Turning to plaintiff's claim for a negligent violation of the FCRA under § 1681o, plaintiff concedes that because he does not plead any actual damages (as he has not disputed the accuracy of the criminal background check), he cannot pursue a claim for negligence. Troy v. Home Run Inn, Inc. , 2008 WL 1766526 (N.D. Ill. 2008) ("Section 1681o... provides relief only if the plaintiff can show actual damages."). The court therefore dismisses the claim for actual damages, but grants plaintiff leave to amend his complaint to include actual damages if any exist.
Plaintiff need not plead actual damages for a willful violation, however, since he may alternatively recover statutory damages. Murray v. Sunrise Chevrolet, Inc. , 441 F.Supp.2d 940, 949 (N.D. Ill. 2006).
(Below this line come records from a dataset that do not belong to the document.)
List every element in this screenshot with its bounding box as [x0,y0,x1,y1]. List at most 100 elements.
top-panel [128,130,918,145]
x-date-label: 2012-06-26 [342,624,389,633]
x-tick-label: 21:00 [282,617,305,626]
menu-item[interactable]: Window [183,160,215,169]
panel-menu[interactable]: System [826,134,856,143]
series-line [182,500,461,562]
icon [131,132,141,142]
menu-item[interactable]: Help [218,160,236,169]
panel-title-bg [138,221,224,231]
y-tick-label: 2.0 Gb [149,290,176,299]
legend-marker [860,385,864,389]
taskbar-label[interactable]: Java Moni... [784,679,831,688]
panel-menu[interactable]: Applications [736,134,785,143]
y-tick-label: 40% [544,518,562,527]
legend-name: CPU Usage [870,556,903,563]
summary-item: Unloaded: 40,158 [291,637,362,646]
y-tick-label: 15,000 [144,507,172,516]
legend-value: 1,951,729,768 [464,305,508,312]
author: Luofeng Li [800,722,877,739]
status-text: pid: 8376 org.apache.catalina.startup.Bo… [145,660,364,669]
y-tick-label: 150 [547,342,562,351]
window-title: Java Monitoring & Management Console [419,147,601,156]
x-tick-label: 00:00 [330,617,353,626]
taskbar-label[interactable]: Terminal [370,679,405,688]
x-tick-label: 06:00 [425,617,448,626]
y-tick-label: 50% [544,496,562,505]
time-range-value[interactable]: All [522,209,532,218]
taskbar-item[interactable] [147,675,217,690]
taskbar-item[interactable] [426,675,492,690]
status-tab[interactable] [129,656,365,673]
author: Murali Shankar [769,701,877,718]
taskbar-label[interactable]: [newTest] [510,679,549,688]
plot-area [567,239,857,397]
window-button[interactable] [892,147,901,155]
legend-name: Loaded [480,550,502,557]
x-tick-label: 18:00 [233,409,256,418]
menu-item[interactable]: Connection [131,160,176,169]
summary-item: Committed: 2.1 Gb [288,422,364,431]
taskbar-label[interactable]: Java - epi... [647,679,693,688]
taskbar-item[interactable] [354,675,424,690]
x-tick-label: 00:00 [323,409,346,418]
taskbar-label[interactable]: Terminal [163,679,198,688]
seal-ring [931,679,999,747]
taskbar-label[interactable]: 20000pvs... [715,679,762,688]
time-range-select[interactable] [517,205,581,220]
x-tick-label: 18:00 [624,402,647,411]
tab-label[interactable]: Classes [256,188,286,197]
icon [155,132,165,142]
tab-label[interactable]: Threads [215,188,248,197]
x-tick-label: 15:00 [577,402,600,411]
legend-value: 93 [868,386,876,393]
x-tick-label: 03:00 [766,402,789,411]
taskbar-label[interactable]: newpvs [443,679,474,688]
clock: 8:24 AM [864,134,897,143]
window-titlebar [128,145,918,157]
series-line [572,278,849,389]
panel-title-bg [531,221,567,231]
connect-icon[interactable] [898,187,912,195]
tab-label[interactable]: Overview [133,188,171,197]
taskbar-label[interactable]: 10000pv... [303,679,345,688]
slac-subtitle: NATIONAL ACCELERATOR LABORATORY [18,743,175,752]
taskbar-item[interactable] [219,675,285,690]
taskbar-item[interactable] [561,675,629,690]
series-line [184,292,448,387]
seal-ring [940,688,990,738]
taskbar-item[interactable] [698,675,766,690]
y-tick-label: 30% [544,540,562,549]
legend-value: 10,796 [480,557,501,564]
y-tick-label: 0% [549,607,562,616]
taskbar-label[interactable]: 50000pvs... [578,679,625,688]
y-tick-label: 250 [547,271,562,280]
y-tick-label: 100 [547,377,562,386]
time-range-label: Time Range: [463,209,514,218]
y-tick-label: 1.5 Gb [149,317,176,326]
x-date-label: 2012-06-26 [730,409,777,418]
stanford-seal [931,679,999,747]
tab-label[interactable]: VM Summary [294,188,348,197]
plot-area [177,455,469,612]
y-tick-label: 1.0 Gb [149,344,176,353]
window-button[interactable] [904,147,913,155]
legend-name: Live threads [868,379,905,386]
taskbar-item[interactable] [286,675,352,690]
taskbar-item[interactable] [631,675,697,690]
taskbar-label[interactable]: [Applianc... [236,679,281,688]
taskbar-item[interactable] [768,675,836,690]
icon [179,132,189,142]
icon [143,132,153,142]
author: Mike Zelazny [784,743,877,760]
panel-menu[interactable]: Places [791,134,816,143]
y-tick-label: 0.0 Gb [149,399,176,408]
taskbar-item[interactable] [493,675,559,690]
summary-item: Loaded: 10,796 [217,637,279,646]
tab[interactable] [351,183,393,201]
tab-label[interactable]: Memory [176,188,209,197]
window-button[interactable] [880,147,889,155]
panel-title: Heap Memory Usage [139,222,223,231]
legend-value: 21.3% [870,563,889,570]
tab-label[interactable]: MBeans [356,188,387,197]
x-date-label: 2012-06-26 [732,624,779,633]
Defendant argues that this claim must also be dismissed because plaintiff fails to allege facts which plausibly suggest that it willfully violated the FCRA. As the Supreme Court held in Safeco Insurance Co. v. Burr , 551 U.S. 47 (2007), a "willful" violation of the FCRA does not require actual knowledge, but merely recklessness-"something more than negligence but less than knowledge of the law's requirements." Murray v. New Cingular Wireless Servs., Inc. , 523 F.3d 719, 726 (7th Cir. 2008) (citing Safeco , 551 U.S. at 69). A reckless violation is one that "shows that the company ran a risk of violating the law substantially greater than the risk associated with a reading that was merely careless." Murray , 523 F.3d at 726.
Defendant argues it reasonably interpreted the statute to mean that background checks are not consumer reports, and thus its violation of the FCRA cannot have been willful. Plaintiff responds that it cannot be expected to plead "with specificity" facts which are "within the knowledge and control of the defendant and unknown to the plaintiff." Adcock v. Brakegate, Ltd. , 164 Ill.2d 54, 66 (1994). Plaintiff is correct that in general, "issues concerning a state of mind such as knowledge or willfulness often involve fact-intensive inquiries and are not ordinarily resolved at the motion to dismiss stage." Sanders v. W & W Wholesale Inc., 2011 WL 4840978 at *2 (N.D. Ill. 2011) (citing United States v. Sabbia, 2011 WL 1900055, at *6 (N.D. Ill. 2011)). Plaintiff's allegation that defendant "uniformly fails" to follow the prerequisites of § 1681m(a) plausibly suggest recklessness. Ultimately, whether defendant's conduct rises from negligent to the level of recklessness is a factual issue that cannot be resolved at the motion to dismiss stage. Sanders, 2011 WL 4840978 at *2.
For the foregoing reasons, defendant's motion to dismiss (Doc. 8) is denied. Defendant is directed to answer the complaint on or before September 27, 2013. The parties are directed to file a joint status report using the court's form on or before October 3, 2013. This matter is set for a report on status October 10, at 9:00 a.m.